Mr Kusher said people who already had “equity” — that is, people buying their second or third home — were more influential on property prices than foreign investors.


He said foreign investment was concentrated in Sydney and Melbourne and had a negligible effect in the other capital cities.


He suggested Sydneysiders and Melburnians who were struggling to find an affordable first home may need to consider buying in the other capitals, or the regional cities of Newcastle or Wollongong in NSW.


Economist James Laurenceson, who is deputy director of the UTS Australia-China Relations Institute, also argues that the effect of Chinese investment has been exaggerated.


He said a 2014 parliamentary inquiry into foreign investment concluded that overseas buyers actually helped to increase housing supply, which put downward pressure on house prices. Blocking foreign investment would drive prices up much faster than allowing it to continue.


“Foreign investment is concentrated in new property and this has expanded the supply. If you take away that investment, prices are going to be pushed up,” Dr Laurenceson told news.com.au.


“Australians are acutely sensitive to increases in cost of living and you can understand why,” Dr Laurenceson said, but he maintained that the idea that the Chinese were the main factor in high property prices was not supported by the available evidence: “I can’t see how anyone could say that it is.”


Last weekend, the Abbott Government announced a crackdown on foreigners who had bought Australian properties without proper approval, which included fines of more than $100,000 and three years’ jail for individuals who did the wrong thing.


But, Dr Laurenceson rejected “the idea that the Chinese are very naughty” and that rorting foreign ownership rules was widespread.

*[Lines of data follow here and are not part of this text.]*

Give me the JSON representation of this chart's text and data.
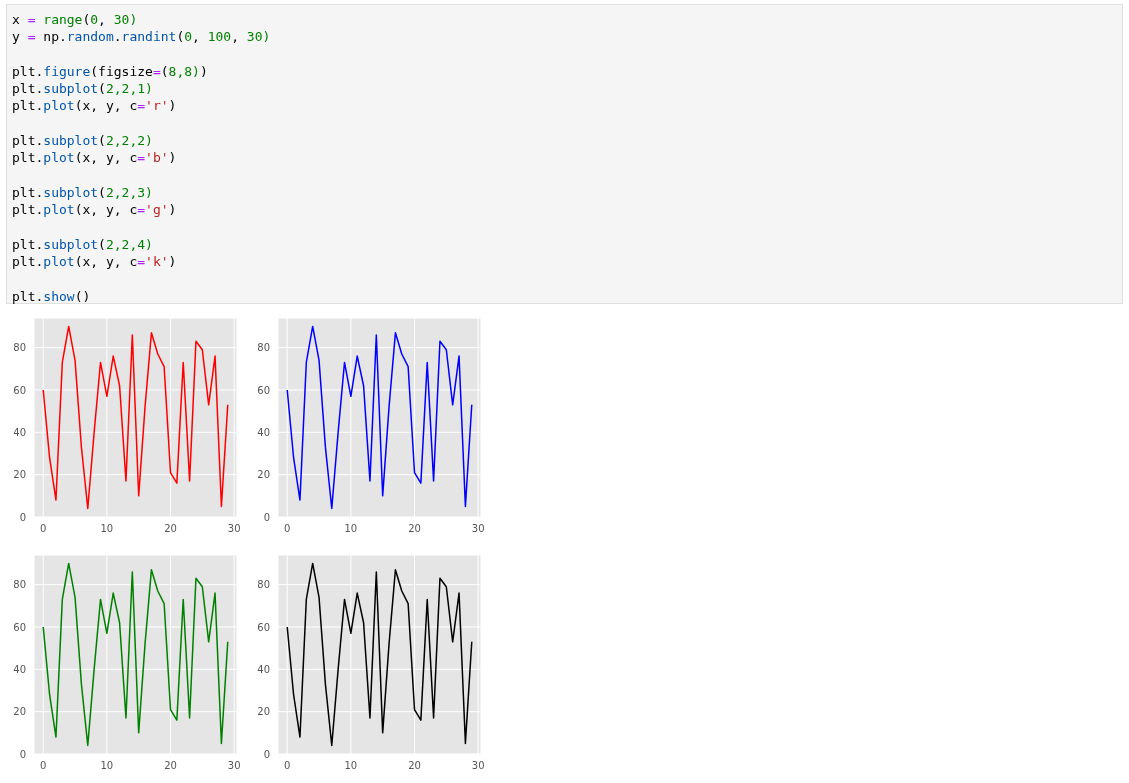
{
  "chart_data": [
    {
      "type": "other",
      "annotations": [
        "x = range(0, 30)\ny = np.random.randint(0, 100, 30)\n\nplt.figure(figsize=(8,8))\nplt.subplot(2,2,1)\nplt.plot(x, y, c='r')\n\nplt.subplot(2,2,2)\nplt.plot(x, y, c='b')\n\nplt.subplot(2,2,3)\nplt.plot(x, y, c='g')\n\nplt.subplot(2,2,4)\nplt.plot(x, y, c='k')\n\nplt.show()"
      ]
    },
    {
      "type": "line",
      "x": [
        0,
        1,
        2,
        3,
        4,
        5,
        6,
        7,
        8,
        9,
        10,
        11,
        12,
        13,
        14,
        15,
        16,
        17,
        18,
        19,
        20,
        21,
        22,
        23,
        24,
        25,
        26,
        27,
        28,
        29
      ],
      "series": [
        {
          "color": "#ff0000",
          "values": [
            60,
            28,
            8,
            73,
            90,
            74,
            33,
            4,
            40,
            73,
            57,
            76,
            62,
            17,
            86,
            10,
            52,
            87,
            77,
            71,
            21,
            16,
            73,
            17,
            83,
            79,
            53,
            76,
            5,
            53
          ]
        }
      ],
      "xlim": [
        -1.45,
        30.45
      ],
      "ylim": [
        0,
        94
      ],
      "xticks": [
        0,
        10,
        20,
        30
      ],
      "yticks": [
        0,
        20,
        40,
        60,
        80
      ],
      "grid": true
    },
    {
      "type": "line",
      "x": [
        0,
        1,
        2,
        3,
        4,
        5,
        6,
        7,
        8,
        9,
        10,
        11,
        12,
        13,
        14,
        15,
        16,
        17,
        18,
        19,
        20,
        21,
        22,
        23,
        24,
        25,
        26,
        27,
        28,
        29
      ],
      "series": [
        {
          "color": "#0000ff",
          "values": [
            60,
            28,
            8,
            73,
            90,
            74,
            33,
            4,
            40,
            73,
            57,
            76,
            62,
            17,
            86,
            10,
            52,
            87,
            77,
            71,
            21,
            16,
            73,
            17,
            83,
            79,
            53,
            76,
            5,
            53
          ]
        }
      ],
      "xlim": [
        -1.45,
        30.45
      ],
      "ylim": [
        0,
        94
      ],
      "xticks": [
        0,
        10,
        20,
        30
      ],
      "yticks": [
        0,
        20,
        40,
        60,
        80
      ],
      "grid": true
    },
    {
      "type": "line",
      "x": [
        0,
        1,
        2,
        3,
        4,
        5,
        6,
        7,
        8,
        9,
        10,
        11,
        12,
        13,
        14,
        15,
        16,
        17,
        18,
        19,
        20,
        21,
        22,
        23,
        24,
        25,
        26,
        27,
        28,
        29
      ],
      "series": [
        {
          "color": "#008000",
          "values": [
            60,
            28,
            8,
            73,
            90,
            74,
            33,
            4,
            40,
            73,
            57,
            76,
            62,
            17,
            86,
            10,
            52,
            87,
            77,
            71,
            21,
            16,
            73,
            17,
            83,
            79,
            53,
            76,
            5,
            53
          ]
        }
      ],
      "xlim": [
        -1.45,
        30.45
      ],
      "ylim": [
        0,
        94
      ],
      "xticks": [
        0,
        10,
        20,
        30
      ],
      "yticks": [
        0,
        20,
        40,
        60,
        80
      ],
      "grid": true
    },
    {
      "type": "line",
      "x": [
        0,
        1,
        2,
        3,
        4,
        5,
        6,
        7,
        8,
        9,
        10,
        11,
        12,
        13,
        14,
        15,
        16,
        17,
        18,
        19,
        20,
        21,
        22,
        23,
        24,
        25,
        26,
        27,
        28,
        29
      ],
      "series": [
        {
          "color": "#000000",
          "values": [
            60,
            28,
            8,
            73,
            90,
            74,
            33,
            4,
            40,
            73,
            57,
            76,
            62,
            17,
            86,
            10,
            52,
            87,
            77,
            71,
            21,
            16,
            73,
            17,
            83,
            79,
            53,
            76,
            5,
            53
          ]
        }
      ],
      "xlim": [
        -1.45,
        30.45
      ],
      "ylim": [
        0,
        94
      ],
      "xticks": [
        0,
        10,
        20,
        30
      ],
      "yticks": [
        0,
        20,
        40,
        60,
        80
      ],
      "grid": true
    }
  ]
}
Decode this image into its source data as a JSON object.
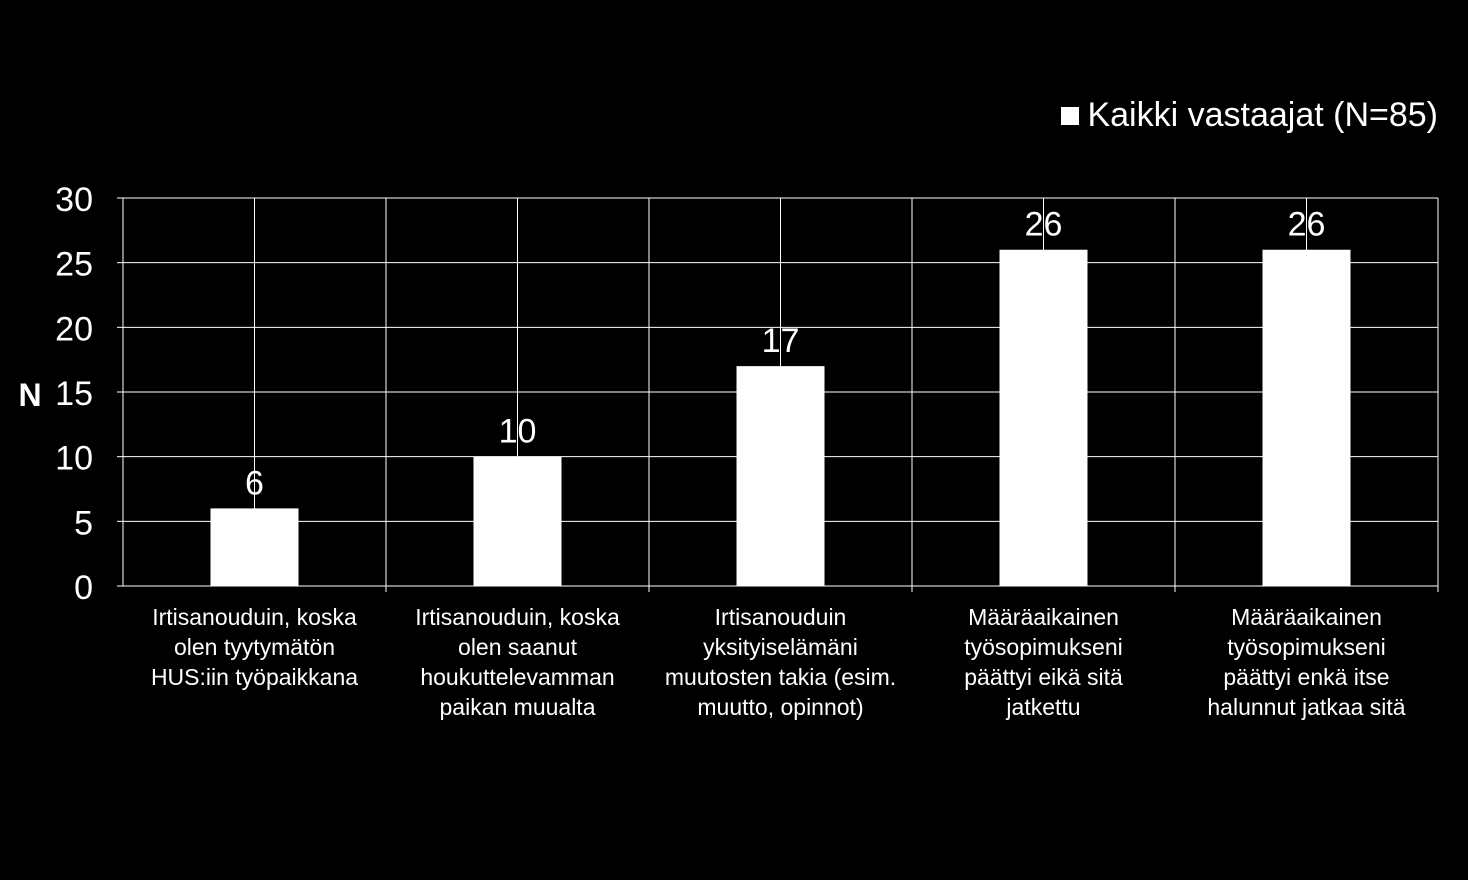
{
  "chart_data": {
    "type": "bar",
    "ylabel": "N",
    "ylim": [
      0,
      30
    ],
    "yticks": [
      0,
      5,
      10,
      15,
      20,
      25,
      30
    ],
    "grid": true,
    "legend_position": "top-right",
    "categories": [
      "Irtisanouduin, koska olen tyytymätön HUS:iin työpaikkana",
      "Irtisanouduin, koska olen saanut houkuttelevamman paikan muualta",
      "Irtisanouduin yksityiselämäni muutosten takia (esim. muutto, opinnot)",
      "Määräaikainen työsopimukseni päättyi eikä sitä jatkettu",
      "Määräaikainen työsopimukseni päättyi enkä itse halunnut jatkaa sitä"
    ],
    "category_lines": [
      [
        "Irtisanouduin, koska",
        "olen tyytymätön",
        "HUS:iin työpaikkana"
      ],
      [
        "Irtisanouduin, koska",
        "olen saanut",
        "houkuttelevamman",
        "paikan muualta"
      ],
      [
        "Irtisanouduin",
        "yksityiselämäni",
        "muutosten takia (esim.",
        "muutto, opinnot)"
      ],
      [
        "Määräaikainen",
        "työsopimukseni",
        "päättyi eikä sitä",
        "jatkettu"
      ],
      [
        "Määräaikainen",
        "työsopimukseni",
        "päättyi enkä itse",
        "halunnut jatkaa sitä"
      ]
    ],
    "series": [
      {
        "name": "Kaikki vastaajat (N=85)",
        "values": [
          6,
          10,
          17,
          26,
          26
        ],
        "color": "#ffffff"
      }
    ]
  }
}
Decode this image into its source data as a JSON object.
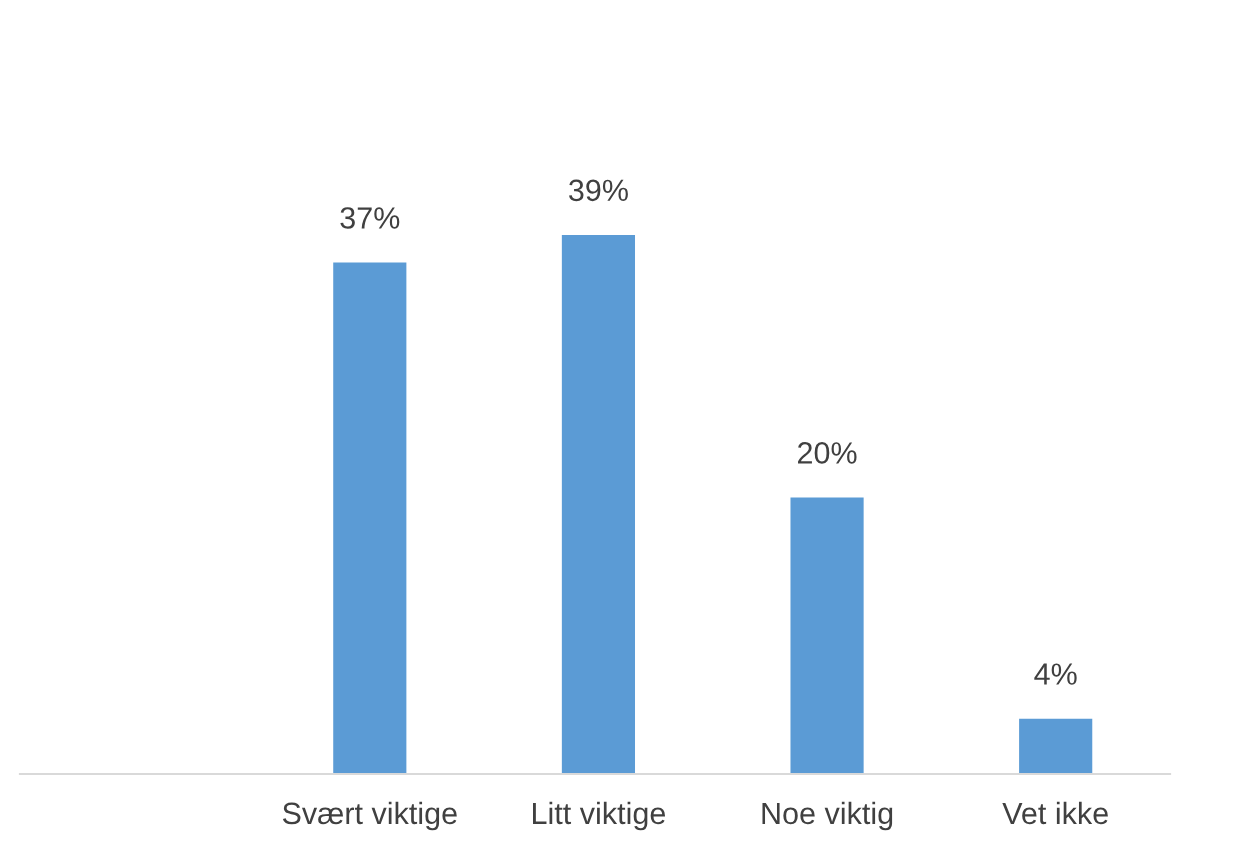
{
  "chart_data": {
    "type": "bar",
    "categories": [
      null,
      "Svært viktige",
      "Litt viktige",
      "Noe viktig",
      "Vet ikke"
    ],
    "values": [
      null,
      37,
      39,
      20,
      4
    ],
    "value_labels": [
      null,
      "37%",
      "39%",
      "20%",
      "4%"
    ],
    "color": "#5b9bd5",
    "tick_labels": "x",
    "grid": false,
    "legend": false
  }
}
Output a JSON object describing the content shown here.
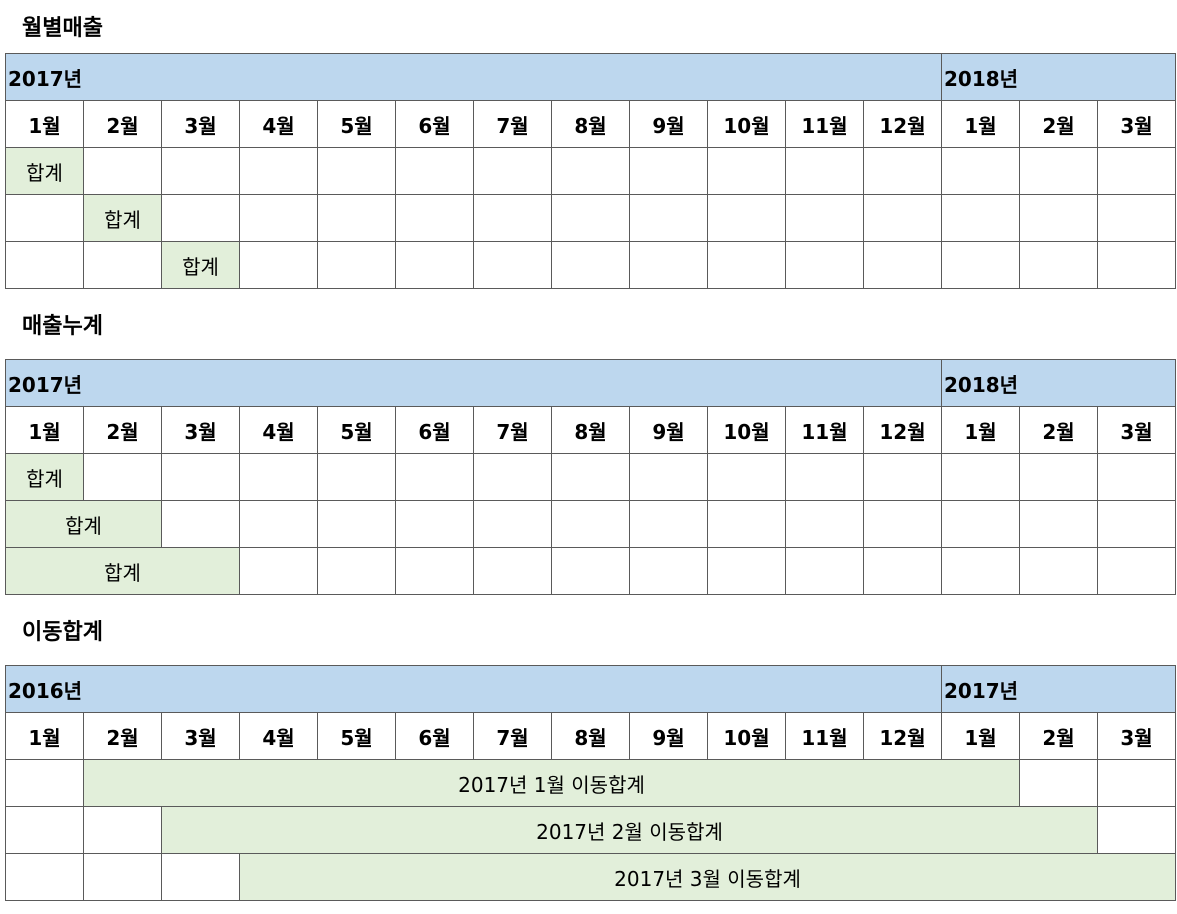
{
  "months": [
    "1월",
    "2월",
    "3월",
    "4월",
    "5월",
    "6월",
    "7월",
    "8월",
    "9월",
    "10월",
    "11월",
    "12월",
    "1월",
    "2월",
    "3월"
  ],
  "sections": [
    {
      "title": "월별매출",
      "year_left": "2017년",
      "year_right": "2018년",
      "rows": [
        {
          "offset": 0,
          "span": 1,
          "label": "합계"
        },
        {
          "offset": 1,
          "span": 1,
          "label": "합계"
        },
        {
          "offset": 2,
          "span": 1,
          "label": "합계"
        }
      ]
    },
    {
      "title": "매출누계",
      "year_left": "2017년",
      "year_right": "2018년",
      "rows": [
        {
          "offset": 0,
          "span": 1,
          "label": "합계"
        },
        {
          "offset": 0,
          "span": 2,
          "label": "합계"
        },
        {
          "offset": 0,
          "span": 3,
          "label": "합계"
        }
      ]
    },
    {
      "title": "이동합계",
      "year_left": "2016년",
      "year_right": "2017년",
      "rows": [
        {
          "offset": 1,
          "span": 12,
          "label": "2017년 1월 이동합계"
        },
        {
          "offset": 2,
          "span": 12,
          "label": "2017년 2월 이동합계"
        },
        {
          "offset": 3,
          "span": 12,
          "label": "2017년 3월 이동합계"
        }
      ]
    }
  ]
}
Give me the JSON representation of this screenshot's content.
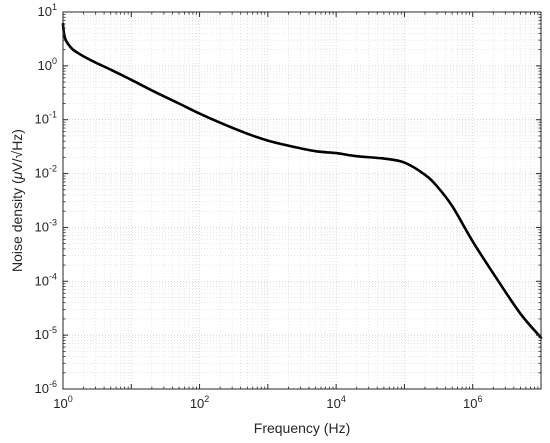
{
  "chart_data": {
    "type": "line",
    "title": "",
    "xlabel": "Frequency (Hz)",
    "ylabel_parts": [
      "Noise density (",
      "μ",
      "V/√Hz)"
    ],
    "xscale": "log",
    "yscale": "log",
    "xlim": [
      1,
      10000000
    ],
    "ylim": [
      1e-06,
      10
    ],
    "grid": "major and minor, dotted",
    "x_ticks": [
      {
        "value": 1,
        "base": "10",
        "exp": "0"
      },
      {
        "value": 100,
        "base": "10",
        "exp": "2"
      },
      {
        "value": 10000,
        "base": "10",
        "exp": "4"
      },
      {
        "value": 1000000,
        "base": "10",
        "exp": "6"
      }
    ],
    "y_ticks": [
      {
        "value": 10,
        "base": "10",
        "exp": "1"
      },
      {
        "value": 1,
        "base": "10",
        "exp": "0"
      },
      {
        "value": 0.1,
        "base": "10",
        "exp": "-1"
      },
      {
        "value": 0.01,
        "base": "10",
        "exp": "-2"
      },
      {
        "value": 0.001,
        "base": "10",
        "exp": "-3"
      },
      {
        "value": 0.0001,
        "base": "10",
        "exp": "-4"
      },
      {
        "value": 1e-05,
        "base": "10",
        "exp": "-5"
      },
      {
        "value": 1e-06,
        "base": "10",
        "exp": "-6"
      }
    ],
    "series": [
      {
        "color": "#000000",
        "x": [
          1.0,
          1.02,
          1.05,
          1.1,
          1.2,
          1.4,
          1.7,
          2,
          3,
          5,
          10,
          20,
          50,
          100,
          200,
          500,
          1000,
          2000,
          5000,
          10000,
          20000,
          50000,
          100000,
          200000,
          300000,
          500000,
          1000000,
          2000000,
          5000000,
          10000000
        ],
        "y": [
          6.0,
          4.5,
          3.6,
          3.0,
          2.5,
          2.0,
          1.7,
          1.5,
          1.15,
          0.85,
          0.55,
          0.35,
          0.2,
          0.13,
          0.088,
          0.055,
          0.041,
          0.033,
          0.026,
          0.024,
          0.021,
          0.019,
          0.016,
          0.0095,
          0.0058,
          0.0025,
          0.00055,
          0.00014,
          2.5e-05,
          9e-06
        ]
      }
    ]
  }
}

The government has forced the sale of a $39 million mansion in Australia’s richest suburb, Point Piper in Sydney’s east, after it was “illegally” bought by rich Hong Kong property developer Hui Ka Yan.


But Dr Laurenceson said he found it “amazing that despite all of this publicity” the Government had only identified one illegal property sale thus far, and it was one with a price tag far out of the reach of the average Aussie.


“If that’s the best they can come up with, then it’s a topic that I’m not too worried about,” he said.


The Credit Suisse report found that new foreign investment rules — such as the new $5000 application fee for property under $1 million — would do little to dampen Chinese demand.


“While new foreign investment proposals may make Australian real estate less attractive for Chinese buyers, we believe the potential erosion of demand will be marginal,” the report stated.


A parliamentary inquiry into foreign investment last year concluded that there was no solid evidence to support the idea that foreign investors were driving up prices.


Although data was limited, the report stated that overseas buyers actually helped to make housing more affordable because their investment boosted the economy, provided jobs and — crucially — encouraged new homes to be built, increasing housing supply.


“Rather than causing price pressures, the evidence suggests that foreign investments may actually help keep prices lower by increasing supply,” the report stated.


In its submission to the inquiry, exclusive Melbourne real estate agency Nyko Property said concern about foreign investment amounted to xenophobia.


“Vision on our television networks of people of Asian appearance bidding at auctions and outbidding other Australians does, in our opinion, simply kindle xenophobia and is anathema to the long-term goal of Australian policymakers to further integrate our economy with Asia — the fastest-growing economic region in the world,” its submission stated.